Remember that night a few years ago when we went outside and I stripped you in front of your boyfriend and my boyfriend. I was really drunk and thought it was hilarious, you were terrified.  Sorry.

- Liz

Freshman dude at K-Sig party,

Sorry for tricking you into taking a shot of my dip spit.  It was hilarious, but admittedly messed up.  It does look a lot like Yager.

- jerry c

Brandon,

Don’t be pissed at me because your dog cannot hold his liquor!  All I gave him was four whiskey soaked slices of bread, and he proceeds to puke all over your room.  Really, really weak stuff man.  Sorry your dog is a lightweight.  He’s three years old!  That’s 21 in dog years.

- Jay

Brothers,

Sorry I stole the keg from our own party.  I had the after-party in mind, but I was wasted, and it was only 10 o’clock.  I passed out, and woke up on my front lawn at 4 in the morning spooning the keg, and wishing it were a girl.  Story of my life.

- justin v

The girls of Tri-Delta,

Sorry you found me passed out naked in your chapter room.  Really sorry that it was ‘parents weekend’ and you were giving the big tour.

- anonymous

Dear college roommate,
Sorry my ringtone was the polyphonic version on Fallout Boy’s “Sugar We’re Going Down” for an entire year.

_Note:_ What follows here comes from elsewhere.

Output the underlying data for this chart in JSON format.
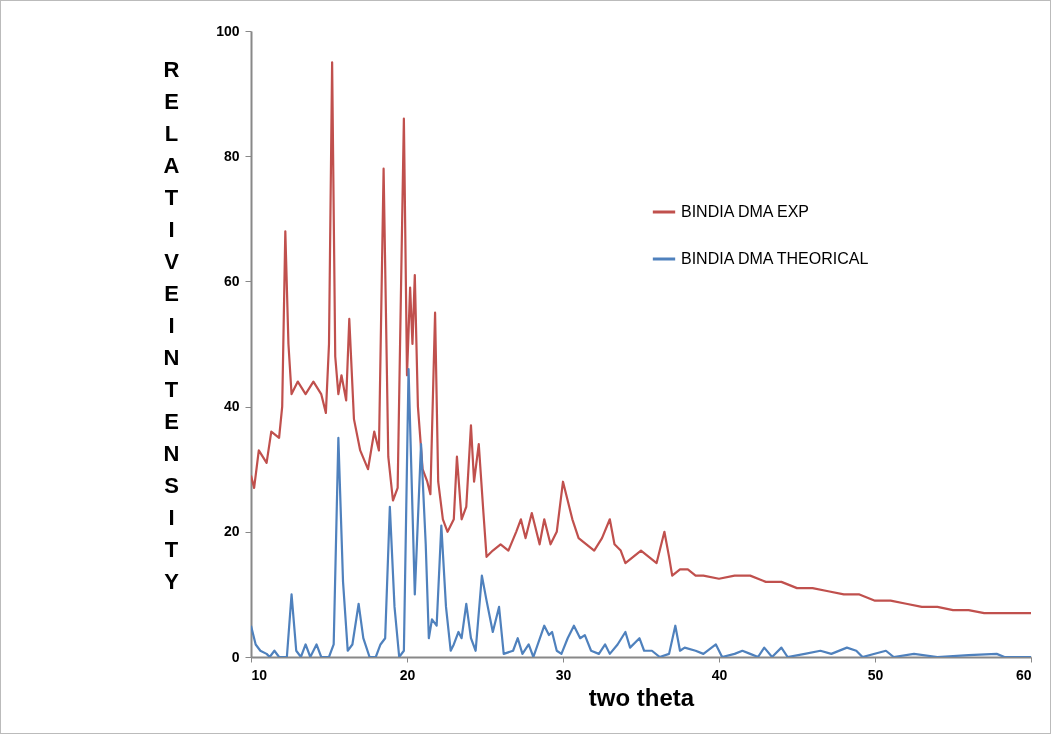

That must have f*cking sucked.

- lacey

Madeline,

When we hooked up at the end of last semester, that was more of a “goodbye” sex sort of thing, not a “you should terminate your transfer from UVA, re-enroll and be with me” sort of thing.  Sorry, but I really wish you hadn’t re-enrolled.

- anonymous

AJ,

You hug me too much and for too long.  It’s uncomfortable.  Lets just keep it to handshakes dude.

- your friend chad

Dear St. Ed’s boys,
The only trendy boy at this school is the unicycle kid.   That kid rocks.  Sorry to burst your bubble skateboard boy.

- Ingrid

Dear residents of small house in the country outside of Lewisville – Halloween 2005,
If you happened to look outside around 2 am, I am sorry for what you saw.  A giant ladybug having drunk sex with a sexy Gumby on your front lawn is no site for honest church going folks that I imagine you are.  Happy Halloween.  Srsly sorry.

- the Giant Ladybug

Hey Paul,
Sorry I filled your beer bong with KD whiskey and four loco without you knowing it.  I’ve never seen anyone projectile vomit that far, you ought to be proud.

- Trent

Kristin,

Sorry for whatever I said when I was blacked out last night.  You seem pissed.

- James B

I woke up with two slices of pepperoni pizza in my purse.  Im really sorry that I messed up my purse, but I will never apologize for college.